The RGPD turns 10 years old with fines of up to 20 million for serious infringements

26 of april of 2026 at 15:30h
The RGPD turns 10 years old with fines of up to 20 million for serious infringements
The RGPD turns 10 years old with fines of up to 20 million for serious infringements

The General Data Protection Regulation turns ten years old with a direct impact on the way administrations, companies and digital platforms collect, use and store citizens' personal information. The European Union regulation protects privacy and personal data both within the community space and against companies from outside the Union that process or collect data from Europeans.

A rule that sets limits to the use of personal information

The regulation recognizes citizens the right to know what data is collected and for what purpose. It also prohibits that this information be used for purposes other than those initially communicated and establishes limits on the time during which it can be kept.

The regulation gives people the possibility to access their data, correct them, request their deletion through the so-called right to be forgotten, oppose their processing or request that it be limited. It is a framework that has marked the relationship between users and entities that handle large volumes of personal information.

Obligations for companies and entities

Companies are obliged to request clear consent when necessary, apply protection measures on data and communicate security breaches. Depending on their size, they must also designate a data protection officer.

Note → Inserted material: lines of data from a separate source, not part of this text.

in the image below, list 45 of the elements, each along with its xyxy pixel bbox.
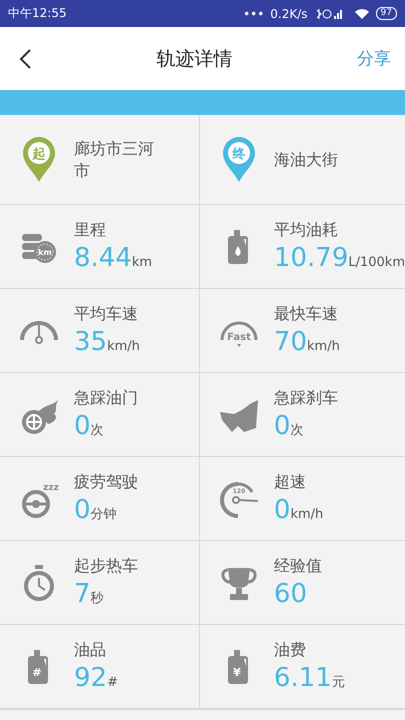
stat-value: 8.44: [74, 243, 132, 273]
stat-unit: km/h: [290, 507, 324, 522]
stat-unit: 元: [332, 674, 345, 691]
page-title: 轨迹详情: [156, 46, 232, 72]
stat-unit: km/h: [307, 339, 340, 354]
stat-value: 0: [74, 495, 91, 525]
stat-label: 里程: [74, 220, 107, 241]
stat-value: 0: [274, 411, 290, 441]
stat-value: 10.79: [274, 243, 348, 273]
stat-unit: #: [107, 675, 118, 690]
stat-value: 0: [274, 495, 290, 525]
stat-unit: 次: [90, 422, 104, 439]
stat-value: 70: [274, 327, 308, 357]
stat-value: 60: [274, 579, 308, 609]
stat-unit: km/h: [107, 339, 140, 354]
stat-unit: L/100km: [348, 255, 405, 270]
stat-label: 起步热车: [74, 556, 138, 577]
stat-value: 35: [74, 327, 108, 357]
stat-label: 油费: [274, 640, 307, 661]
stat-value: 0: [74, 411, 91, 441]
status-dots: •••: [243, 6, 264, 20]
stat-label: 平均油耗: [274, 220, 339, 241]
stat-value: 6.11: [274, 663, 332, 693]
battery-level: 97: [376, 7, 397, 20]
stat-unit: 分钟: [90, 506, 117, 523]
stat-label: 油品: [74, 640, 107, 661]
stat-label: 超速: [274, 472, 307, 493]
share-link[interactable]: 分享: [357, 47, 391, 70]
stat-unit: km: [132, 255, 152, 270]
place-name: 廊坊市三河市: [74, 138, 155, 182]
stat-label: 急踩刹车: [274, 388, 338, 409]
stat-label: 急踩油门: [74, 388, 138, 409]
stat-unit: 次: [290, 422, 304, 439]
place-name: 海油大街: [274, 148, 338, 170]
stat-label: 经验值: [274, 556, 322, 577]
stat-unit: 秒: [90, 590, 104, 607]
stat-value: 7: [74, 579, 91, 609]
stat-value: 92: [74, 663, 108, 693]
stat-label: 疲劳驾驶: [74, 472, 138, 493]
status-time: 中午12:55: [8, 5, 67, 22]
stat-label: 平均车速: [74, 304, 139, 325]
wifi-icon: [354, 8, 370, 20]
network-speed: 0.2K/s: [270, 6, 308, 20]
back-icon[interactable]: [18, 48, 32, 70]
stat-label: 最快车速: [274, 304, 339, 325]
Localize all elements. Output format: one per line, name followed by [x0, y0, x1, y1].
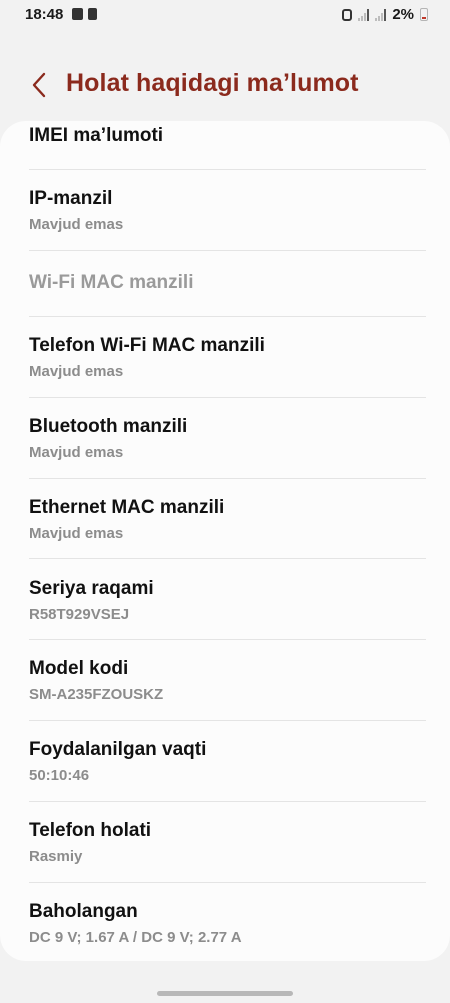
item-value: 50:10:46 [29, 767, 90, 784]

The most serious infringements can entail penalties of up to 20 million euros, one of the tools with which the regulation seeks to guarantee its compliance.

Balance of the Agencia Española de Protección de Datos

"It has consolidated a culture of responsibility on the part of those who process data and has contributed to placing respect for privacy as a structural element" - Lorenzo Cotino, director of the AEPD

Cotino has made a positive assessment of this decade of application of the regulation and has defended the European dimension of the data protection system.

"Much stronger in a coordinated way; more before those who process data on an enormous scale" - Lorenzo Cotino, director of the AEPD

The coordination among the 27 countries of the Union remains one of the pillars of the regulation in a context marked by the massive processing of data. Ten years after its implementation, the regulation continues to be the reference for controlling how personal information is collected and used in the digital environment and outside of it.